Après les attentats, les responsables du renseignement américain s'étaient vu reprocher de ne pas avoir "relié les points" et d'avoir péché par manque de coordination.

La Maison blanche a ordonné lundi un renforcement des procédures de sécurité dans les services gouvernementaux. "La balance va pencher en faveur d'un partage plus restreint et d'un contrôle accru", dit Paul Pillar, mais il note que cette balance pourrait à nouveau pencher en sens inverse en cas d'attentat réussi d'Al Qaïda par exemple.

L'enquête sur les fuites menée par les autorités se concentre sur Bradley Manning.

Ce jeune soldat, ancien analyste de données en Irak, a été arrêté et inculpé en juillet pour s'être illégalement procuré une vidéo de l'armée montrant un raid d'hélicoptère américain en Irak, dans lequel une douzaine de personnes avait trouvé la mort en 2007, dont deux journalistes de Reuters. L'enregistrement a été diffusé en avril par WikiLeaks.

Détenu dans la base des marines de Quantico, en Virginie, Manning est aussi accusé d'avoir téléchargé des milliers de messages du département d'Etat.

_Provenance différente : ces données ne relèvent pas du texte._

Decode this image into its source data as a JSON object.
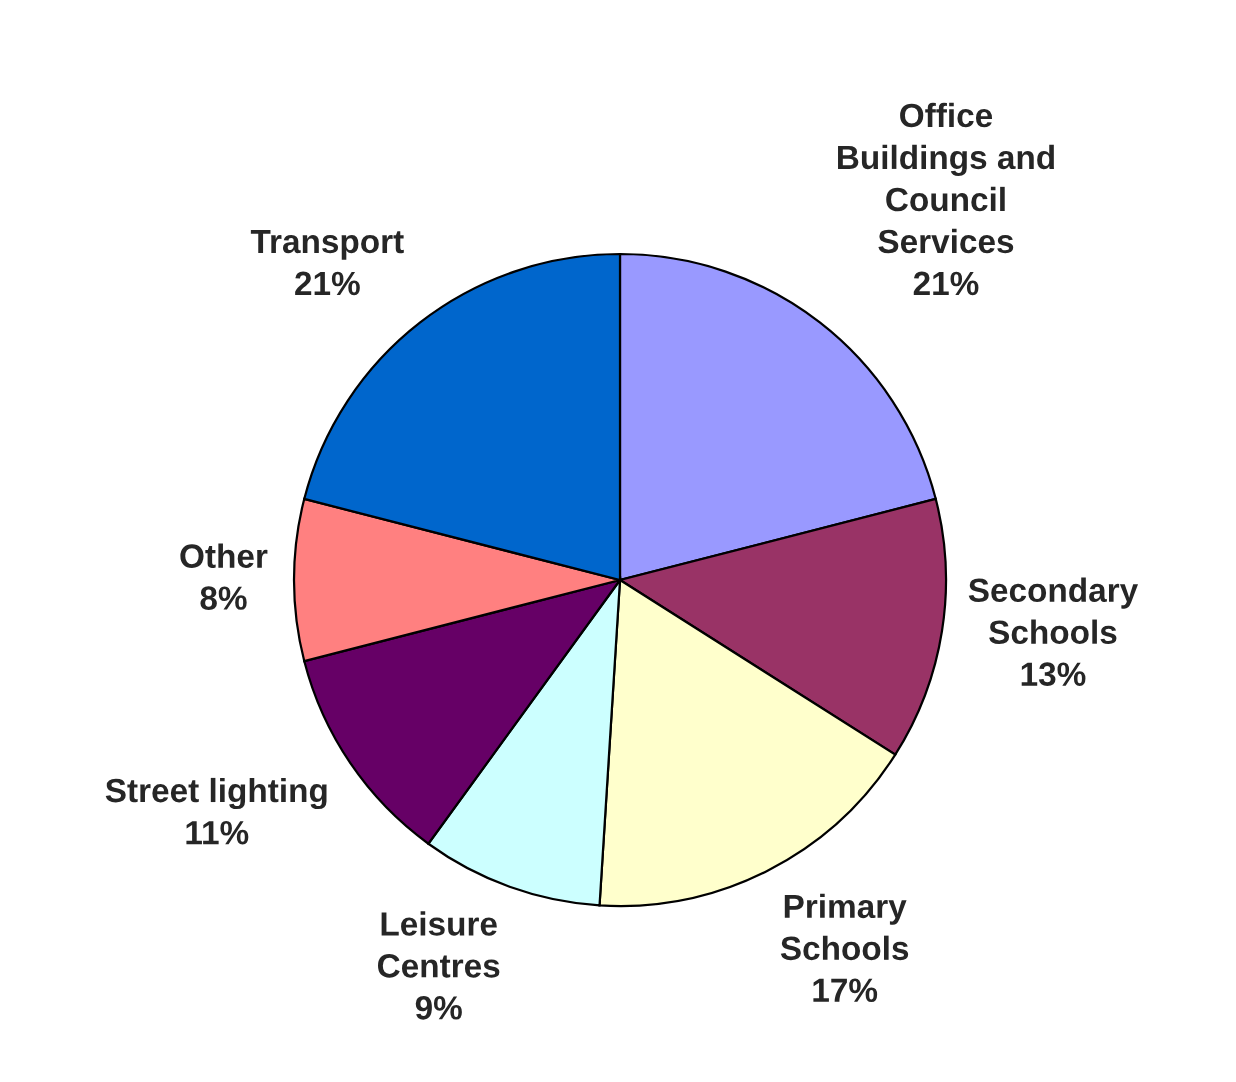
{
  "chart_data": {
    "type": "pie",
    "categories": [
      "Office\nBuildings and\nCouncil\nServices",
      "Secondary\nSchools",
      "Primary\nSchools",
      "Leisure\nCentres",
      "Street lighting",
      "Other",
      "Transport"
    ],
    "values": [
      21,
      13,
      17,
      9,
      11,
      8,
      21
    ],
    "value_labels": [
      "21%",
      "13%",
      "17%",
      "9%",
      "11%",
      "8%",
      "21%"
    ],
    "colors": [
      "#9999ff",
      "#993366",
      "#ffffcc",
      "#ccffff",
      "#660066",
      "#ff8080",
      "#0066cc"
    ],
    "legend": false
  }
}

Manning a été arrêté au Koweït puis transféré aux Etats-Unis. Il s'était vanté de ses exploits auprès d'un ancien hacker, Adrian Lamo, qui a prévenu les autorités.

Dans ses conversations par internet avec Lamo, Manning expliquait arriver à son travail muni d'un CD enregistrable avec de la musique "genre Lady Gaga" qu'il effaçait pour télécharger les données contenues dans le SIPRNet.

COMPARTIMENTER

Les responsables gouvernementaux refusent pour le moment d'évoquer le dossier et son éventuel lien avec WikiLeaks, expliquant que l'enquête est en cours.

D'autant que l'opposition républicaine s'insurge qu'un analyste de rang subalterne ait pu avoir accès à tant de documents confidentiels.

Le Pentagone étudie désormais les contrôles mis en place par certaines entreprises, comme les sociétés de cartes de crédit, pour détecter un comportement anormal. Il désactive aussi la possibilité de télécharger des données à partir d'outils de stockage mobiles comme les clés USB et compte accroître les formations pour prévenir une "menace interne".

"Il est maintenant beaucoup plus difficile pour un acteur déterminé d'avoir accès à des informations et de les transférer en dehors des canaux autorisés", a déclaré le porte-parole du département de la Défense Bryan Whitman.

James Clapper, le directeur des renseignements nationaux chargé de promouvoir une meilleure coopération entre les diverses agences, estimait déjà le mois dernier que "face à l'hémorragie des fuites dans cette ville (Washington), le compartimentage, un compartimentage approprié et raisonnable, est la bonne chose à faire".